Campaign '96 began at noon yesterday at the UA with a mad race by campaign staff to get their candidates' names up on as many bulletin boards and kiosks around campus as possible.

These candidates are running for positions in the Associated Students of the University of Arizona. Primary elections will be held March 26 and 27, with general elections a week later on April 2 and 3.

Until then, candidates campaigning for positions as president, vice president for programs and services, vice president for clubs and organizations, and undergraduate senators, will be busy passing out their platforms to students and hanging fliers around the UA campus.

The candidates were given copies of the ASUA elections code, which explains what is legal and illegal for them to do during the election process. It outlines where they can and cannot hang fliers, how they must conduct their campaigning, and also the set budget they have to spend on campaign materials.

These rules are enforced by the ASUA Elections Commission, which is headed by Jennifer Haber, this year's election commissioner. The commission monitors the candidates throughout their campaigns and is in charge of setting up the polling sites around campus.

This year Haber disqualified four candidates because they did not have a part of their candidate packets completed by the deadline.

One of the candidates who was disqualified, Steve Romero, political science junior, appealed the decision and took it to the ASUA Supreme Court. The court decided on March 7 that Romero, who is running for vice president of programs and services, could run on the ballot despite the fact he didn't have his packet fully completed on time. The other three candidates did not appeal and dropped out of the race.

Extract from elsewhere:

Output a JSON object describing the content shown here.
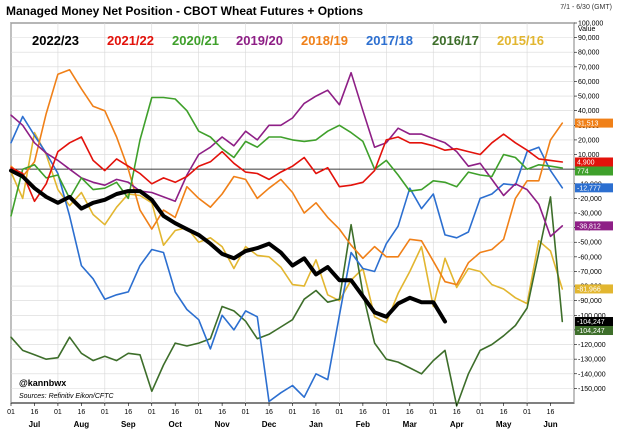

Haber said there will also be some write-in candidates on the ballot whose applications are due by 5 p.m. tomorrow.

She said Kyle Dorsey, accounting and finance junior, is a definite write-in candidate who is running for a position as an ASUA senator.

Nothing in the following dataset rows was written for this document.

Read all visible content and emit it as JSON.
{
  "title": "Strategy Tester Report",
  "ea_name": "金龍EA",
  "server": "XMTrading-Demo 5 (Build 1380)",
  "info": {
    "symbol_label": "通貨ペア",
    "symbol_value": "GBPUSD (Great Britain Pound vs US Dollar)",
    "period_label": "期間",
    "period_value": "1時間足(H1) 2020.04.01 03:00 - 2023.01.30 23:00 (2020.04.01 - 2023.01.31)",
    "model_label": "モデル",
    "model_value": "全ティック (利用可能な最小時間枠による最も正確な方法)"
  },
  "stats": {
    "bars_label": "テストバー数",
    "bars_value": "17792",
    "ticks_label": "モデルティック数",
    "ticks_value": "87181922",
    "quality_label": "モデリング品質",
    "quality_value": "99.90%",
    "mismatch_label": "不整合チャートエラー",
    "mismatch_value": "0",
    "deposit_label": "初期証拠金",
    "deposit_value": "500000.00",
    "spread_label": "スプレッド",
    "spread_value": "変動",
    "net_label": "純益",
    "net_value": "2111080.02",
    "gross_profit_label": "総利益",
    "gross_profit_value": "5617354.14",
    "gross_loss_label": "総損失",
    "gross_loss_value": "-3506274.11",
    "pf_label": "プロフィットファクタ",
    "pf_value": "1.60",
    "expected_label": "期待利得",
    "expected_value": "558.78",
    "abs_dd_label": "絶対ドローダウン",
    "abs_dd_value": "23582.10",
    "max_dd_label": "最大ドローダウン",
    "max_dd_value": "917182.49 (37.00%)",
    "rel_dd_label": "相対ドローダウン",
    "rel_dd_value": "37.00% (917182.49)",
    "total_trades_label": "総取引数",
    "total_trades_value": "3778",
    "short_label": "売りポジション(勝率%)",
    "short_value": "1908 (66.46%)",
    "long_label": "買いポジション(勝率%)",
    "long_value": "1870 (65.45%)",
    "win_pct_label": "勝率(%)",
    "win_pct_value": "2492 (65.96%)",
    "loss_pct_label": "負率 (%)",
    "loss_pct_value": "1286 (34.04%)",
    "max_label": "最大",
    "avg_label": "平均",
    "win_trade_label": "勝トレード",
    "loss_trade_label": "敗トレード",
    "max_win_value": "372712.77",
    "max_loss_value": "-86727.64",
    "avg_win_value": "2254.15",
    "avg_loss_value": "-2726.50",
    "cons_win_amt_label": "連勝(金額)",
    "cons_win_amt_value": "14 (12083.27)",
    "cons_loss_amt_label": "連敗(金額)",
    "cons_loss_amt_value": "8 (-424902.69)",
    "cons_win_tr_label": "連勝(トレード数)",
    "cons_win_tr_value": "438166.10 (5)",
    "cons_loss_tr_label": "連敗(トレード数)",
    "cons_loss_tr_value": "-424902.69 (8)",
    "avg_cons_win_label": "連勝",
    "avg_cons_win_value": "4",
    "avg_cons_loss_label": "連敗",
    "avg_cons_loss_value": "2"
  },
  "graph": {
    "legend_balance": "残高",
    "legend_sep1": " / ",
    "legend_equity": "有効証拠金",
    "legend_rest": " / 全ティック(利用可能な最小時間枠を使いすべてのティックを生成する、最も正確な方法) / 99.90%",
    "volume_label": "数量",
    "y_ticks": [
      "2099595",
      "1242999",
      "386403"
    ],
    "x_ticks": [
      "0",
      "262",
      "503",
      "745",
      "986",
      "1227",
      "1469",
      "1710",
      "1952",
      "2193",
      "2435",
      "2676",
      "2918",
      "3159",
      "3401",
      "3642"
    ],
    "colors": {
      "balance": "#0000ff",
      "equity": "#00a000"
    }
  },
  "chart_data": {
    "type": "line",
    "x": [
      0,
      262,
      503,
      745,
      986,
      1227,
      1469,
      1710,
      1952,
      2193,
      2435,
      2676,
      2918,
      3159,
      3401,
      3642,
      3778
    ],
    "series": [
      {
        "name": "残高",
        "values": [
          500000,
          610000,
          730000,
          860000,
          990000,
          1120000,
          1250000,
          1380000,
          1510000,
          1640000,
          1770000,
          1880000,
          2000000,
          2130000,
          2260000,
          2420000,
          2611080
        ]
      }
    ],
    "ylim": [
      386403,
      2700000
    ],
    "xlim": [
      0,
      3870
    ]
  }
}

ASUA President Ben Driggs said the structure of ASUA is an issue that has been in dispute for almost three years now. He said it is a constant battle between the Graduate and Professional Student Council, which wants to be a separate government, and ASUA, which wants to keep things unified.

The ASUA/GPSC structure is currently being discussed by the two governing bodies and the administration, he said.

As it stands now in ASUA, Driggs said, there is one student body president who has a cabinet and legislative bodies that he or she oversees.

The cabinet consists of the Arizona Students Association, a statewide student lobbying group. The Undergraduate Senate, the GPSC and the Central Coordinating Council, which have power similar to the veto power of the U.S. Government, all make up the legislature.

All campus clubs and organizations are funded and regulated by ASUA, along with programs and services.

Some of these programs and services include Spring Fling, the Bisexual, Gay and Lesbian Association, and the Escort Service. Students need only their UA IDs to vote in the ASUA elections.

This year, graduate students will vote for GPSC candidates through a mail-in ballot.

The Wildcat will take an in-depth look at each of these candidates throughout the campaign to find out about their platforms and also to discuss their experience as UA students that may qualify them for a student governing position.